Definition of violenceSubmitted by farmer on Tue, 08/12/2014 - 09:43
I'm reading a book on "violence" by Steven Pinker. Also, there is often confusion in our circles (and outside them) about the difference between aggression and violence. For these and other reasons, I've been thinking about the definition.
Would you agree that violence cannot be defined as any particular action? I apologize for the graphic nature of this example, but it is the clearest one I have thought of: Take the action of a man inserting his erect penis into a woman's vagina. Is this a violent act? It certainly can be. If it is, we call the action rape. But it can also be quite the opposite.
I conclude that any definition of violence must depend on the perception of some person. Then one must ask: Whose perception? The person against whom the violence is committed? The person committing the violence? A third party?
It is difficult to think of an example in which the action is taking the life of another person. That action is usually considered violent and is perhaps the main category considered by Pinker. But there might be examples.
In any case, Pinker certainly allows for other forms of violence. It is my preliminary offhand guess that Pinker is going to disallow or dismiss many kinds of violence. And I'll guess that a correction to his thesis is this: The form that violence takes has changed over time, but the actual level has increased.

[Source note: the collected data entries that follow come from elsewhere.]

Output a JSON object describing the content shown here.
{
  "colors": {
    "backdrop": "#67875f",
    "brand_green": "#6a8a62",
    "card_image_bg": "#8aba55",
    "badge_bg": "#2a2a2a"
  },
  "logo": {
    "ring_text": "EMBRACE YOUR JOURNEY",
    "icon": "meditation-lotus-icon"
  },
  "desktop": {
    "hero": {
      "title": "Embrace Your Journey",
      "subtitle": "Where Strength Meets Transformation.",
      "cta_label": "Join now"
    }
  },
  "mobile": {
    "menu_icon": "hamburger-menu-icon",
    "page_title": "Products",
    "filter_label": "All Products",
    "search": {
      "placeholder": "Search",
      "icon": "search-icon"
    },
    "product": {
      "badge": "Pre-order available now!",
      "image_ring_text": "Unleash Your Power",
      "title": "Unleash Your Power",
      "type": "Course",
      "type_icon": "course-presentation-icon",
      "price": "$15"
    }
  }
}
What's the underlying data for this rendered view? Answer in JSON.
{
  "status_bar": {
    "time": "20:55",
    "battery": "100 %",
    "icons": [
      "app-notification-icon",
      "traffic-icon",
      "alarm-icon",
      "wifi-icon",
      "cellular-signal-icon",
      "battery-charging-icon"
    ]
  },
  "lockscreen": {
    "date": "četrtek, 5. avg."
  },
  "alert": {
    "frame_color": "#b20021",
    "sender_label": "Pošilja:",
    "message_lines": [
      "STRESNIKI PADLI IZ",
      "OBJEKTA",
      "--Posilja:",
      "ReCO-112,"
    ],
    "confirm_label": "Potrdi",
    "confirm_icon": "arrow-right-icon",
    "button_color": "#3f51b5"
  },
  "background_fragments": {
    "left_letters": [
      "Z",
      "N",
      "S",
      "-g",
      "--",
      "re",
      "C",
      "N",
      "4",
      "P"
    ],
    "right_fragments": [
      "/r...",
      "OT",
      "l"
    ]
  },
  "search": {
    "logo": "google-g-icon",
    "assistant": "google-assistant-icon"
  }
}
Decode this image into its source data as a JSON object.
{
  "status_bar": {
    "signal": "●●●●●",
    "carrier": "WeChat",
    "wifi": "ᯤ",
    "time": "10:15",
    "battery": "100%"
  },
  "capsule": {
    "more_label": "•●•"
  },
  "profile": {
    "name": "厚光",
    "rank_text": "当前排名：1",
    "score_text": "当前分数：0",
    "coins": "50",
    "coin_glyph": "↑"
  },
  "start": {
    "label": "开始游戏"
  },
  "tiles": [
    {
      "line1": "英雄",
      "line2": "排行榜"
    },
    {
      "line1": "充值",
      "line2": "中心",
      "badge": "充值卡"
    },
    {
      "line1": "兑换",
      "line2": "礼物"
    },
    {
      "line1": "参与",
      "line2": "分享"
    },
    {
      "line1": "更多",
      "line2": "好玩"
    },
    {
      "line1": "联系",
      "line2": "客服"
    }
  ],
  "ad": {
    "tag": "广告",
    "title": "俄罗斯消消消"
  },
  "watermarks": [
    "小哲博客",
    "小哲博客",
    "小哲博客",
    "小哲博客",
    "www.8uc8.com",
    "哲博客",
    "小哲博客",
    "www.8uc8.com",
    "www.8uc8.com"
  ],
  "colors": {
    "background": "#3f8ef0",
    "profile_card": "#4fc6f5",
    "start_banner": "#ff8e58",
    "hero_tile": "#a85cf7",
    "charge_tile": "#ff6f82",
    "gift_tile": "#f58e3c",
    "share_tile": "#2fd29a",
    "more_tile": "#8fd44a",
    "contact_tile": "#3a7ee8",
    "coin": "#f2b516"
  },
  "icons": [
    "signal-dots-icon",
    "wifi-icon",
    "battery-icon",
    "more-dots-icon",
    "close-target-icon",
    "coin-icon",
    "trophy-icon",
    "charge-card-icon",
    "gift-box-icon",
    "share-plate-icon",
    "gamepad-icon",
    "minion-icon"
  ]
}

He can say that violence has decreased by restricting the violence to which he pays attention or by ignoring certain forms of violence. This makes for a much flashier thesis and serves his philosophical and ideological agenda.
Here is a provisional definition: Violence (in human relations) is the perception by one individual that the action of a second individual is damaging to the life of the first individual.
This provisional definition requires two people, but things get really interesting when it is relaxed to allow for only one person. Do we wish to allow in the definition that a person can do violence to himself? We certainly use that language. Is that really something that happens? Does it necessarily require some kind of division of personality or schizophrenia?
As usual, I have disallowed "natural" violence. Of course, if a person gets caught in a lava flow, almost everyone will agree that he suffers violence. But I will follow my usual convention (galling to Nystrom it seems) of disallowing that violence which befalls man at the hand of nature. Thus, starvation may be natural and acceptable by my standards if it comes without the intervention of other humans, or it may be violently induced as in the Ukraine in the early 1930's.
There were a couple other comments I was going to make, but I'll save them for later. Perhaps there will even be comments from others and debate on this thread which will provide an opportunity.
Here's an earlier thread by Treg on the same book:
There wasn't much follow up. I was waiting until it came in the library---and I've got it now.